PROJECT SUMMARY
Rhabdoid tumors are one of the most aggressive and lethal cancers in pediatric oncology with overall 5-year
survival rates of ~20-25%. Loss of SMARCB1 is the primary recurrent genetic alteration found in over 90% of
cases. Recent advances have implicated SMARCB1 loss in a number of other cancers broadly referred to as
SMARCB1-deficient cancers. SMARCB1 is a critical component of the BAF chromatin remodeling complex, a
complex which controls gene transcription by positioning nucleosomes at gene regulatory regions. Targeted
localization of the BAF complex to enhancers has largely been attributed to SMARCB1, yet no domain has been
identified on SMARCB1 that is able to recognize and bind specific histone marks. Instead SMARCB1 is only able
to nonspecifically bind to nucleosomes. This raises a key question: how does the BAF complex recognize
regulatory regions such as enhancers and bind.
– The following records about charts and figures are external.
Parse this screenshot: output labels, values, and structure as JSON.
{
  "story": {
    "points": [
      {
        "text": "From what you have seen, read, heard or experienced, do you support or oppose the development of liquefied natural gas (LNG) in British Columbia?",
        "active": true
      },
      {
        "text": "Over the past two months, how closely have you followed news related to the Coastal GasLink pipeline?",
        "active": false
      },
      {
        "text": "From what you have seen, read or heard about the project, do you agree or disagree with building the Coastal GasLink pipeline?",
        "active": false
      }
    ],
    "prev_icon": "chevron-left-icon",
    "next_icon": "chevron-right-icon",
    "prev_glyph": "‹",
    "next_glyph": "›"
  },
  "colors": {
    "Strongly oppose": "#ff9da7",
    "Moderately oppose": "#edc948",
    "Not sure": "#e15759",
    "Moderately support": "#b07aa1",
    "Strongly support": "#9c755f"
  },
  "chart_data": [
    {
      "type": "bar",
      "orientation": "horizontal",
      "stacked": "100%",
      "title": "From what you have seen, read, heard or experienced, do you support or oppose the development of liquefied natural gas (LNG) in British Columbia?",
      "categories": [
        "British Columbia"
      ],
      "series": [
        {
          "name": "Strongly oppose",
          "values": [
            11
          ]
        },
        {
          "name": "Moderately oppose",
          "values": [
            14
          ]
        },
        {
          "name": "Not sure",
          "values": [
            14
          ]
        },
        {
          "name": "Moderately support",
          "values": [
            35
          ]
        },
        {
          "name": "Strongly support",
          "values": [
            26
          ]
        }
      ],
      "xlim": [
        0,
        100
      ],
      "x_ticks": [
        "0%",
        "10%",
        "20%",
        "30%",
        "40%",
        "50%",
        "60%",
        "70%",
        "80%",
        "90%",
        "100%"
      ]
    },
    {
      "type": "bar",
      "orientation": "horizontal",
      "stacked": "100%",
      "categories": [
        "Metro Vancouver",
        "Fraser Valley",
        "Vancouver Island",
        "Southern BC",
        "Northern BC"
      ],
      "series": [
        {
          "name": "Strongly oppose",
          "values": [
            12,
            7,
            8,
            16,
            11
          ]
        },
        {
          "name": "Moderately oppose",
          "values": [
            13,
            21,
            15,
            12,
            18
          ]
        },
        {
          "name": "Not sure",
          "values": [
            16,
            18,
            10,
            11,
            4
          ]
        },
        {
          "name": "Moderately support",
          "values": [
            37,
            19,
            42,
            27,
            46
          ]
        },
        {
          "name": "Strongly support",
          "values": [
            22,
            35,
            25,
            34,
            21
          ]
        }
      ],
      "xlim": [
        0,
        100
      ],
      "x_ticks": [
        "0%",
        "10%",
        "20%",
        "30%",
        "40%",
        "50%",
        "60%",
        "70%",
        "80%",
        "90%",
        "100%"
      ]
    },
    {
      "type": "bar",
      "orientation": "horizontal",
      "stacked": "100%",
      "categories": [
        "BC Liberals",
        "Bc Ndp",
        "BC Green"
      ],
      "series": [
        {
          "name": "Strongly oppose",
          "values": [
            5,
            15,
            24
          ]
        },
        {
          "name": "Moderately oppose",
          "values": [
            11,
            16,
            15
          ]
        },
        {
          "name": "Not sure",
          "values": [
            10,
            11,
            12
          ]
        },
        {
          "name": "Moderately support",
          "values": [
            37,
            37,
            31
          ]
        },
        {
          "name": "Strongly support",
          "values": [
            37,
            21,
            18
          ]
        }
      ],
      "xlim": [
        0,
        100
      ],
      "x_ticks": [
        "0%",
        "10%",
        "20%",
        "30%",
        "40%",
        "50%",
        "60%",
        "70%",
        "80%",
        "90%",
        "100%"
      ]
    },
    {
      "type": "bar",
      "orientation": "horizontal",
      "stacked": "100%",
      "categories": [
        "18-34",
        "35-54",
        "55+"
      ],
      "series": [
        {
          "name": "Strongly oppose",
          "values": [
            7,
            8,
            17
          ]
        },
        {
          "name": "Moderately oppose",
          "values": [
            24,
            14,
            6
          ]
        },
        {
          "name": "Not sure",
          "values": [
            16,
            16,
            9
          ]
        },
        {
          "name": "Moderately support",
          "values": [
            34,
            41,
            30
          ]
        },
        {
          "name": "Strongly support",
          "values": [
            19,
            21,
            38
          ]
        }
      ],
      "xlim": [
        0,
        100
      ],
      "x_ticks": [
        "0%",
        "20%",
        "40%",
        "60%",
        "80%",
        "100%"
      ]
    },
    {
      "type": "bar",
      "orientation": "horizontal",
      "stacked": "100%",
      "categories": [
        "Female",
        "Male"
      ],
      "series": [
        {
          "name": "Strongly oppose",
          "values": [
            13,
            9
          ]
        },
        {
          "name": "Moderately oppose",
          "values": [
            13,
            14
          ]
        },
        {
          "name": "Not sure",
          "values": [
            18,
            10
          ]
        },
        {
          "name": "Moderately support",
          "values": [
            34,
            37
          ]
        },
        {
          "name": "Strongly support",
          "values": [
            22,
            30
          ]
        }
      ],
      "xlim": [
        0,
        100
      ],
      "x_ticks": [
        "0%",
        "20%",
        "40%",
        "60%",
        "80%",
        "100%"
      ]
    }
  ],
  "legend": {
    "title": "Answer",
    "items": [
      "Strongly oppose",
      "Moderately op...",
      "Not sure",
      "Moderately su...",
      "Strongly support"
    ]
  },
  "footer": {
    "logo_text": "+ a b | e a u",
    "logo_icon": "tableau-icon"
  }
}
Recent work has shown that deletion of SMARCB1 depletes an
adjacent BAF subunit, DPF2, which is able to recognize and bind histone marks associated with enhancers. Re-
expression of SMARCB1 in a SMARCB1-deficient cell line leads to a robust accumulation of DPF2. The histone
reader protein, DPF2, has previously been implicated in the recruitment of the BAF complex to regulatory
regions. Through deep mutational scanning of SMARCB1, we have identified four missense mutations in
SMARCB1 that seem to mimic an oncogenic loss of function nonsense mutation. These residues are predicted
to directly interact with DPF2, which suggests SMARCB1 mediates its tumor suppressor role at least partially
through its interaction with DPF2. Moreover, we have identified a novel tumor suppressor role of DPF2 in the
context of constitutive overexpression in two SMARCB1-deficient cancers cell lines. For this reason, we
hypothesize that depletion of DPF2 is required in SMARCB1-deficient cancers. In Aim 1, I will test the hypothesis
that reduced DPF2 association with the BAF complex is driving this observed loss of function phenotype by
assessing the phenotypic, structural, and regulatory effects of each proposed SMARCB1 mutant. In Aim 2, I will
test the hypothesis that stabilization of DPF2 may be a promising therapeutic strategy to restore transcription
normalcy despite the loss of SMARCB1. In this aim I will characterize the phenotypic, structural, and regulatory
consequences of DPF2 overexpression in SMARCB1-deficent cell lines and determine if this is occurring through
either a BAF-dependent or BAF-independent mechanism. Together these aims will provide fundamental insight
into the mechanisms through which SMARCB1 exerts its tumor suppressor function, as well as expand our
understanding of DPF2 in SMARCB1-deficient cancers as a potential therapeutic target.